In the U.S., the rapid transition to high-definition production and broadcasting has boosted demand for Snell & Wilcox’s Kahuna switcher, which is designed to help broadcasters handle a number of different formats as they move to HD. But in a recent interview, the company’s vice president of corporate development, Joe Zaller, also talked about their work for multichannel players and the booming international markets in the run-up to IBC in Amsterdam. An edited transcript follows:
Q: Snell & Wilcox is obviously well known on the broadcast station side of the business. Tell our readers a little bit about what you’re doing in the multichannel space?
A: On the multichannel side, we work with Dish and DirecTV and do a little work with Comcast. It is nothing like what we sell into the broadcast market worldwide, but it is a very strong business.
For example, in the past couple of month, DirecTV has ordered a huge amount of our infrastructure gear.
Another customer is Dish Network. They buy a lot of standard converters from us to bring back international and ethnic content into the U.S. We don’t have 100% of that market, but we probably have 90 plus.
Similarly, we’re very active in terms of high-def at the Olympics. NBC Universal is using something like 50 of our converters to bring back all that content. So every standard-def feed, every high-def feed coming back to the U.S. is coming through one of our converters. If you watching the Olympics, you are watching Snell & Wilcox technology in action.
Another aspect of our work on the multichannel side of the business is this big arms race for the biggest HD offering between DirecTV and Dish. They’ve mandated all the cable programmers to deliver as much HD content to them as possible but a certain amount of that content is not in HD, it is up-converted. And most of it is being up-converted using our converters.
Q: The German post-production house TV Werk recently announced that they were buying Snell & Wilcox's Kahuna SD/HD multiformat production switcher with IMPAKT 3-D DVE so they could more efficiently handle HD product. As we go into IBC in September, how fast are the Europeans moving to HD and what sort of demand to you see for equipment to help with that transition?
A: We are seeing tremendous dynamist in international markets for gear. But in looking at the demand, you have to divorce production from transmission. Even though every country may not be broadcasting in HD in the short- or mid-term, everyone is producing in HD or buying equipment that is capable of being upgraded easily to HD.
Why? The cost differential is not that great so it’s hard not to buy high-def capable equipment. Second archives will have more value in the long term if they are producing in HD.
Since the marginal cost of moving to HD is not that great, it makes sense. Even if the channels aren’t going to HD this year, they know their will be a dearth of HD content when they do launch. The U.S. and Japanese markets are saying they want true HD content so if you want to exchange that content or co-produce with those markets, you have to be producing in HD.
So we are seeing really strong demand for those products. Europe is going HD now. Our company is based in the U.K. and that is really helping us because we are actually a much stronger player in terms of the volume of stuff we sell in Europe compared to some of the other companies in our space.
The U.S. obviously is going through this big HD build-out, which we are benefiting from.

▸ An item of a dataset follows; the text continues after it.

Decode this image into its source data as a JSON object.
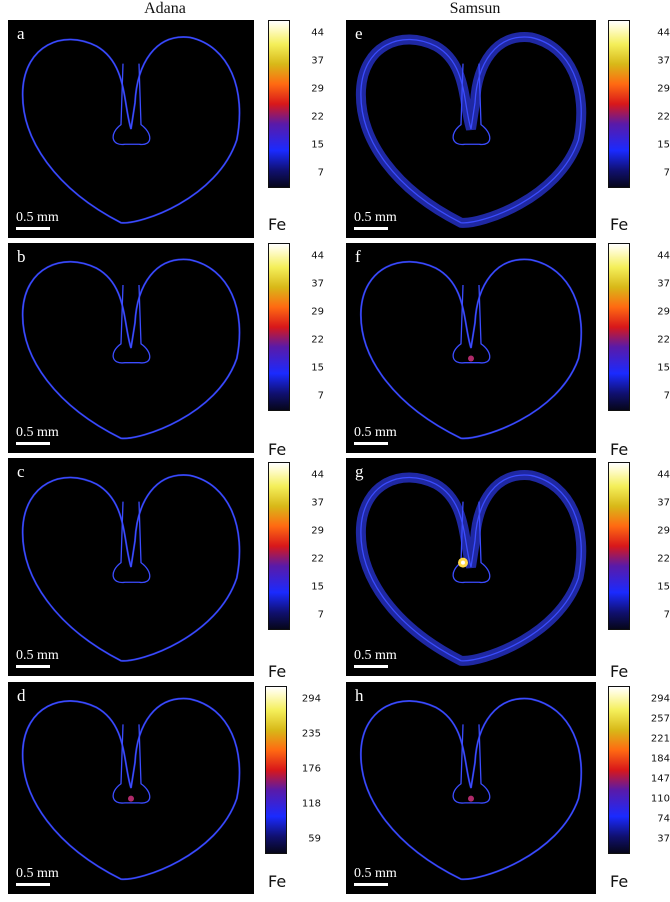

We’ve done deal with a couple of big station groups for switchers. But in Europe and Asia, is where we’ve won most of our big infrastructure deals. People are upgrading production and news and sports facilities, which create demand for infrastructure and switchers.
And, of course on the conversion side, we are selling a lot of standards converters for the international programming exchange. Almost anything coming from Europe will have come through one of our converters. Everything from the Olympics will have gone through one of our converters.
Q: How do you see the movement by U.S. stations to HD over the next year?
A: There is a financial analyst in Canada at the Bank of Montreal who puts out a weekly infrastructure watch. They cover three Canadian tech companies so they are looking at it from that point of view but according to their numbers, the month of July was the strongest yet for conversations to HD.
You can see that NBC stations want to be on the air with high def by the time Olympics get here and you can see the fall sweeps and the fall season coming up. People want to be on the air with HD for that.
But having said that, you can see GM and Ford and all these guys cutting back on advertising. That will definitely have an impact and we’ve heard that from customers.
From our point of view, though we have deals with that we’ve announced with Raycom Media and with Sinclair Broadcast Group and they are progressing with their plans go to HD.
As part of the economic stimulus package, corporations can take accelerated depreciation on capital expenditure on equipment they buy in 2008 and put into operation in 2008.
So it is possible that companies that were planning to buy a piece of gear in January of 2009 might move that to the end of 2008 so they could take advantage of that accelerated depreciation.
Overall, the market for the gear for infrastructure digitalization and conversion to HD has been pretty robust. Interestingly, a lot of the growth is coming from outside the U.S., which is where we are very strong and where we are seeing a lot of infrastructure work.